Digital Sovereignty

Mathursaloni
IEEE Student Branch DIT University
2 min readDec 24, 2020

Digital sovereignty is a blanket term that refers to the ability to control over digital assets, such as data, content, or digital infrastructure, or over the use of those assets. While this concept has lasted for over decades, it has gained attention again for several reasons, including concerns over state surveillance, over online harms, and an inclination towards the economic benefits of cyberspace.

All across the world, different countries have different interpretations of digital sovereignty. This was highlighted in “The 2012 ITU World Conference on International Telecommunications (WCIT)”. A proposal from Russia, China, Saudi Arabia, Algeria, and Sudan called for “equal rights” for all governments to manage internet naming, numbering, addressing, and identification of resources.
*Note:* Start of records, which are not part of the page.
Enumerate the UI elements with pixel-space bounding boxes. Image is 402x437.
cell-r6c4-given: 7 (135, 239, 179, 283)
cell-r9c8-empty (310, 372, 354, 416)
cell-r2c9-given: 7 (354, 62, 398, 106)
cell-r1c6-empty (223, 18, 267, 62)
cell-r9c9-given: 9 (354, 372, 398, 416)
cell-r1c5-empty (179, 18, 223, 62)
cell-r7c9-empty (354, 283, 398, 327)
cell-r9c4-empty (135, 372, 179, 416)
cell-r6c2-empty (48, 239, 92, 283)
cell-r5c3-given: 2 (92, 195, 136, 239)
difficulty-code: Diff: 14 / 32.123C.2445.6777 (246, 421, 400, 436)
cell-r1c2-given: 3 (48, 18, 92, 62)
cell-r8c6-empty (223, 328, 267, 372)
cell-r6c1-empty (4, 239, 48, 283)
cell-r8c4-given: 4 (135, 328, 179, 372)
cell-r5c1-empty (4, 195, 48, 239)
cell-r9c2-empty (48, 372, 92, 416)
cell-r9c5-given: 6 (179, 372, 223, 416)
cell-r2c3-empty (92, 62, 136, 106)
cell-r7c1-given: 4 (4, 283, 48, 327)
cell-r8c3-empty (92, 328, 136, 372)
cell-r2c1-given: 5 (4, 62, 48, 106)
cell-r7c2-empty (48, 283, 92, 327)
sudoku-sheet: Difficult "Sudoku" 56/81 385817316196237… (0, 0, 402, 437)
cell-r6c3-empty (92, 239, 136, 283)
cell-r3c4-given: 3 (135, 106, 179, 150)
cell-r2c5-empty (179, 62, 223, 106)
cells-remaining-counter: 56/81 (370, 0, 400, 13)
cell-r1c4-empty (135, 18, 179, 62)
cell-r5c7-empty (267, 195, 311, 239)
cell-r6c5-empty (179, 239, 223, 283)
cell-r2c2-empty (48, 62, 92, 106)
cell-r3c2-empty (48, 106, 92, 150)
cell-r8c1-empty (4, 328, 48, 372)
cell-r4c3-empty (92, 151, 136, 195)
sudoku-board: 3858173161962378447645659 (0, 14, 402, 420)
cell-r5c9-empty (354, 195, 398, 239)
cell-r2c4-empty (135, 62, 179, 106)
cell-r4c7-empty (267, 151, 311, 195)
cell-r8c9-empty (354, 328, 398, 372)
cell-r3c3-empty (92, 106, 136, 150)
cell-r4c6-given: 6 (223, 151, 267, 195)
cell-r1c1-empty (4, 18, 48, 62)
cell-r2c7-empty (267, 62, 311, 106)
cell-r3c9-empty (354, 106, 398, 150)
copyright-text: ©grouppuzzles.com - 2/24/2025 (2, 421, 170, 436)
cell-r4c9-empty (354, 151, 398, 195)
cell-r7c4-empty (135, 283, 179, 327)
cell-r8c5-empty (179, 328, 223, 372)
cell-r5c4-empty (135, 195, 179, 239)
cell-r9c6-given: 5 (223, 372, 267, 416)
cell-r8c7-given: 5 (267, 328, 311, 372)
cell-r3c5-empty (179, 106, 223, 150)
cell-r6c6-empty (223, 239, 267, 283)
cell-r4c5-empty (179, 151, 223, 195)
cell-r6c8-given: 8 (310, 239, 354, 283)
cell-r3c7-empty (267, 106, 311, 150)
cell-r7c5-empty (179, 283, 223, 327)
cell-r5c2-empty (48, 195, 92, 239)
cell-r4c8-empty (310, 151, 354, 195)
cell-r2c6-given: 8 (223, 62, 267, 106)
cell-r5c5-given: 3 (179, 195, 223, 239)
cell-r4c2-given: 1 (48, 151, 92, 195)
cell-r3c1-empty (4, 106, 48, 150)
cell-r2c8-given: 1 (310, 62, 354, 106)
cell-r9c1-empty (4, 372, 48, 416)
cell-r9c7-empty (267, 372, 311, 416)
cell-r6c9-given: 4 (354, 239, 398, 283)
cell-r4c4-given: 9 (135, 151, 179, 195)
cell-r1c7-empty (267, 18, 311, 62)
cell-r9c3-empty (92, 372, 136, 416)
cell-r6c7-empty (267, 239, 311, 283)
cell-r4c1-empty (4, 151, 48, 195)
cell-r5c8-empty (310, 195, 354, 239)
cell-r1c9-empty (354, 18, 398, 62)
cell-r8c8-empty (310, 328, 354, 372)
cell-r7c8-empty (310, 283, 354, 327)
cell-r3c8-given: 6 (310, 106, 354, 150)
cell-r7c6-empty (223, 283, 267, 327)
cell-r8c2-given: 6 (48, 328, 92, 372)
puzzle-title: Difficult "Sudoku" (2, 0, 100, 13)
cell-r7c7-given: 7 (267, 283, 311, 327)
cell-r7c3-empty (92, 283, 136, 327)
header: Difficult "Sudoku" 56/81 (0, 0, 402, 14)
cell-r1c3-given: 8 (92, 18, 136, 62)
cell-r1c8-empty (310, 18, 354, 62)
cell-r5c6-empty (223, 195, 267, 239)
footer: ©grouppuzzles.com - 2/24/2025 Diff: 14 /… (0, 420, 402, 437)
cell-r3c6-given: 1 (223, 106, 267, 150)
This would have given Governments the right to exercise to monitor Internet activities but however, this proposal was suspended suggesting that the ITU should “continue to take the steps for it to play an active and practical role in the development of broadband and the multi-stakeholder model of the internet.”

One of the primary reason major reason of Government’s interest in Internet Surveillance is the emergence of new technologies like cloud computing, machine learning, artificial intelligence, block chain and others. This is not just because of the government’s interest in economic growth, but also to seal the debates on bench marking and future governance. Other reasons include a desire to uplift domestic tech sector.

Conservative authorities might also wish to extend their control over the internet to manage access to information to suppress.

The repercussion of varieties of these approaches to tackle issues like data security, online harms, etc. resulted in growing regulatory and technical fragmentation of the global internet.